The US supplier of tickets provided a PDF of the schedule, which, when downloaded, was 78 pages. Here’s an excerpt of the CoSport PDF… note the header is only on the first sheet. Everyone knows to “repeat header.”

Clearly a “few hours” was not going to be enough. How would we coordinate this?  We started writing down what we were interested in on a daily basis, and thought we’d go back and compare our notes to get a compiled list. In the early days of the competition period, the number of events is a lot. We also knew that any ticket request would have a low success rate, so we needed to choose multiple events and have a strategy on overlaps. It didn’t take long for us to realize that a quick review with notes was not going to work. I thought what every good engineer who occasionally has to manipulate data thought – Excel.

Around this time a British guy working for my French supplier on a project in the UAE introduced me to Notepad++. He told me it would change my life. Little did I know at the time how right he was. Converting a properly formatted table into PDF is not that hard, but this was not a well formatted table. Somehow, though, I was able to manipulate the PDF into an Excel spreadsheet with Notepad++ tools and some manual fixes.

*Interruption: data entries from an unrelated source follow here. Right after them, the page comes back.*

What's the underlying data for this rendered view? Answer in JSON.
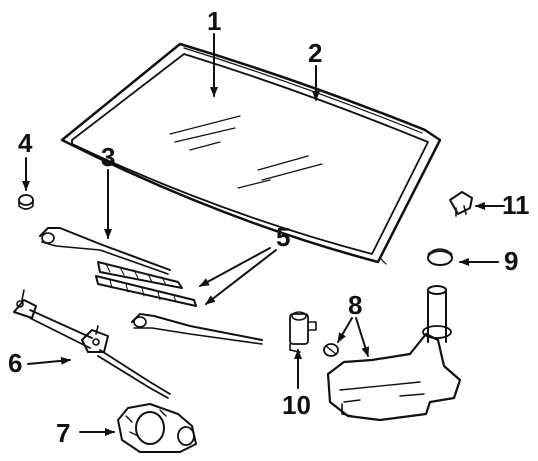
{
  "diagram": {
    "callouts": {
      "c1": "1",
      "c2": "2",
      "c3": "3",
      "c4": "4",
      "c5": "5",
      "c6": "6",
      "c7": "7",
      "c8": "8",
      "c9": "9",
      "c10": "10",
      "c11": "11"
    }
  },
  "colors": {
    "ink": "#111111",
    "background": "#ffffff"
  }
}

Thankfully this gave us a method of reviewing and strategizing.

I created a column for each of us to note whether or not we were interested in an event, then I was able to sort on those that one or both of us were interested in, then we jointly agreed on the tickets we would pursue, assigned a priority, and then designated whose application would request the ticket.

Then we applied that to our proprietary ticket purchase plan and started our journey. If we had “won” every ticket we requested, it would have been about $19,000. We knew we would not get every ticket. In the end, we didn’t come close. Tomo continues to monitor a site that announces ticket releases, and so we’ve been able to add events over time. Still no opening or closing ceremonies, but we will have plenty to make the trip worthwhile.


And now the reason for the blog

When Tokyo was announced as the host city of the 2020 Summer Olympics on September 7, 2013, Tomo and I decided that we would go to the Olympics. We’ve held that promise to ourselves, and we are going. Airplane tickets are purchased, event tickets have been lined up, and somehow we’ll figure out where we can stay. We have a backup plan, so that’s good.

I want to document the experience, and considering my previous post about social media, I don’t really think Facebook is the way to do it. I have a specific Instagram account just for the Olympics, but I want the narrative. Like my previous blog, I can imagine that this blog will help me collect the memories and then help me recollect them later. That’s the plan. You can join us as well.